I’ve just read a delightful biography of Puritan poet Anne Bradstreet, Beyond Stateliest Marble, by Doug Wilson. I’d enjoyed the few poems of hers I’d encountered in recent years, but now that I know more of her life story, the poems are that much richer. Anne Bradstreet was a wise, well-educated, tender, and courageous woman. She wrote beautiful poetry often based on her life experiences, and like the Psalmists, even when expressing her deepest grief, she remains steadfast in her trust in the sovereignty of God.
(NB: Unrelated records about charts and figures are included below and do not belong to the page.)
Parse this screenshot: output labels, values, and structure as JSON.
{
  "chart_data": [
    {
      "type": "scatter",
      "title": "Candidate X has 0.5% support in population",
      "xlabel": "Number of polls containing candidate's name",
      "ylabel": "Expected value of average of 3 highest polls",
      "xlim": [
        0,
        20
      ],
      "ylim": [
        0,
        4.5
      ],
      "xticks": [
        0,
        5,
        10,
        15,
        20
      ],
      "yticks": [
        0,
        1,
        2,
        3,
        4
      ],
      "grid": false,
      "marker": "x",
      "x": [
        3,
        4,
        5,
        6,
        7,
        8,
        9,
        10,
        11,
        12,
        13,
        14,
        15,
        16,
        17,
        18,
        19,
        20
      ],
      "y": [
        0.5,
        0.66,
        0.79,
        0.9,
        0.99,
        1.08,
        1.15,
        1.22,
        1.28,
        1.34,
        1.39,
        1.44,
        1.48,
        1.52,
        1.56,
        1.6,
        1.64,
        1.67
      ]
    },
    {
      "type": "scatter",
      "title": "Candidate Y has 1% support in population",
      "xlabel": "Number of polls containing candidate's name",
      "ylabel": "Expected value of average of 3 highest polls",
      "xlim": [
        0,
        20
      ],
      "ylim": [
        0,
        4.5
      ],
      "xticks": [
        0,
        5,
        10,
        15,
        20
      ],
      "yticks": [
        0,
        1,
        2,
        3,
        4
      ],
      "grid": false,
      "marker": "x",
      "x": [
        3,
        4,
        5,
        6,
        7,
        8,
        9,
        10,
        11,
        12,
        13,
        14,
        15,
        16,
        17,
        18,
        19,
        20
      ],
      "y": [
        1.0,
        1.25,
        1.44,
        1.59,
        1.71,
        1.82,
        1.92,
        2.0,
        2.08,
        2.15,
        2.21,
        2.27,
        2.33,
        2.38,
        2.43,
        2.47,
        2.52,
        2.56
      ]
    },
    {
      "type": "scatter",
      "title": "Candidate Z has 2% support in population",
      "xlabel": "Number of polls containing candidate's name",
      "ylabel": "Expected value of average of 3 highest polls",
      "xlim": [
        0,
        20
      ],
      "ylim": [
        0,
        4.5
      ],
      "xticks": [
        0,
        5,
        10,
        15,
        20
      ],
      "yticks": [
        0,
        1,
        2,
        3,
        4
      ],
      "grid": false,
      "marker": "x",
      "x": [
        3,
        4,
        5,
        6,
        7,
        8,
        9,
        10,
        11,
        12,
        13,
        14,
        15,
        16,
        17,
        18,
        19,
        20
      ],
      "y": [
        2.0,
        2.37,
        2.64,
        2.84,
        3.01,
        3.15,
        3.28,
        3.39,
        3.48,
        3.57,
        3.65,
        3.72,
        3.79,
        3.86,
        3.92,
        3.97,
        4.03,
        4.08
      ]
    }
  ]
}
Married to Simon Bradstreet at the age of sixteen, the former Anne Dudley came to the Massachusetts Bay Colony with her husband of two years in 1630 because of the political persecution Puritans were experiencing in England. Simon Bradstreet eventually served as governor of the colony, as had his father-in-law (Anne’s father, Thomas Dudley) before him. Though to her dismay Anne did not become a mother quickly, eventually she and Simon had eight children, four sons and four daughters. She was a wise mother who knew that she needed to treat her children with individual care. She said:

Diverse children have their different natures: some are like flesh which nothing but salt will keep from putrefaction, some again like tender fruits that are best preserved with sugar. Those parents are wise that can fit their nurture to their nature.
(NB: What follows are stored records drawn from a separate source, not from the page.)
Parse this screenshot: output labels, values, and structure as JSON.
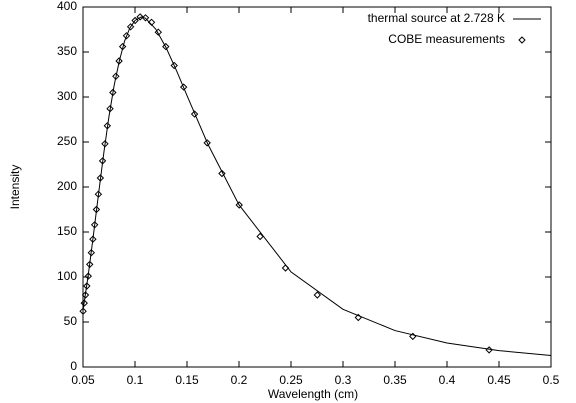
{
  "chart_data": {
    "type": "line",
    "xlabel": "Wavelength (cm)",
    "ylabel": "Intensity",
    "xlim": [
      0.05,
      0.5
    ],
    "ylim": [
      0,
      400
    ],
    "xticks": [
      0.05,
      0.1,
      0.15,
      0.2,
      0.25,
      0.3,
      0.35,
      0.4,
      0.45,
      0.5
    ],
    "yticks": [
      0,
      50,
      100,
      150,
      200,
      250,
      300,
      350,
      400
    ],
    "grid": false,
    "legend": "upper right",
    "series": [
      {
        "name": "thermal source at 2.728 K",
        "color": "#000000",
        "style": "line",
        "x": [
          0.05,
          0.055,
          0.06,
          0.065,
          0.07,
          0.075,
          0.08,
          0.085,
          0.09,
          0.095,
          0.1,
          0.106,
          0.11,
          0.12,
          0.13,
          0.14,
          0.15,
          0.17,
          0.2,
          0.25,
          0.3,
          0.35,
          0.4,
          0.45,
          0.5
        ],
        "values": [
          62.8,
          101.8,
          146.4,
          192.9,
          237.9,
          278.6,
          313.2,
          340.4,
          362.2,
          376.6,
          385.0,
          389.0,
          387.6,
          375.4,
          354.6,
          329.1,
          301.6,
          247.8,
          180.2,
          105.7,
          64.1,
          40.5,
          26.7,
          18.2,
          12.8
        ]
      },
      {
        "name": "COBE measurements",
        "color": "#000000",
        "style": "points",
        "x": [
          0.4405,
          0.3671,
          0.3147,
          0.2753,
          0.2447,
          0.2203,
          0.2002,
          0.1836,
          0.1694,
          0.1573,
          0.1468,
          0.1377,
          0.1296,
          0.1224,
          0.1159,
          0.1101,
          0.1049,
          0.1001,
          0.0958,
          0.0918,
          0.0881,
          0.0847,
          0.0816,
          0.0787,
          0.076,
          0.0734,
          0.0711,
          0.0688,
          0.0667,
          0.0648,
          0.0629,
          0.0612,
          0.0595,
          0.058,
          0.0565,
          0.0551,
          0.0537,
          0.0524,
          0.0512,
          0.0501
        ],
        "values": [
          19,
          34,
          55,
          80,
          110,
          145,
          180,
          215,
          249,
          281,
          311,
          335,
          356,
          372,
          383,
          388,
          389,
          385,
          378,
          368,
          356,
          340,
          323,
          305,
          287,
          268,
          248,
          229,
          210,
          192,
          175,
          158,
          142,
          127,
          114,
          101,
          90,
          80,
          71,
          62
        ]
      }
    ]
  }
}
In hours stolen from sleep and other refreshment, and often while her husband was traveling on colony business, Anne wrote poetry. Unbeknownst to Anne, her brother-in-law, with her husband’s help, took a manuscript of her works to London where it was published in 1650 with the rather pretentious title of The Tenth Muse Lately Sprung up in America. Except for the Bay Psalm Book, this was the first published poetry written by an American colonist. Anne was embarrassed, especially with the errors in that printing, and began revising and rewriting. She also wrote a witty little poem about the book’s publication called “The Author to Her Book.” After her death at the age of 60 a new volume, including her later poems which were by far her best works, was published with the simpler title of Several Poems.

Wilson says that feminists try to claim Mrs. Bradstreet as one of their own, but a plain reading of her work shows her to be a godly, submissive, loving wife and daughter. She was well content in her role as helpmate to the love of her life and mother to her beloved children (four cocks and four hens, as she refers to them in one of her poems.) Here’s a bit of what she said in one of her letters to her husband while he was “Absent upon Public Employment”:

My head, my heart, mine eyes, my life, nay more,
My joy, my magazine of earthly store,
If two be one, as surely thou and I,
How stayest thou there, whilst I at Ipswich lie?

If you want to be inspired by a lovely, highly intelligent, devoted woman from the past, read some of the works of Anne Bradstreet. Much of her poetry is available online. You can also pick up a copy of The Works of Anne Bradstreet edited by Jeannine Hensley from ABE Books. I really enjoyed Doug Wilson’s little biography. (Though I did take issue with him on a few points such as his views on the Half-Way Covenant.) Watch out for some other bios out there though, as modern folks try to put a contemporary spin on this godly Puritan woman. Though I’d love to be able to sit down and chat with this dear woman who was born nearly four centuries ago, I’m thankful she left behind her poems and letters which give a peek into her mind and heart.


Anna said…
How funny-we love Anne Bradstreet, but I've never read a biography of her. Thanks for the great tips!
Grace Halsey said…
I'm so glad you liked the book! I had ordered it a while ago and am expecting it any day.

Thank you also for your posts on homeschooling. We have started preschool again (really started in January) and am interested in all you have to share.

We are also rejoicing with you that Kara is expecting! What a blessing!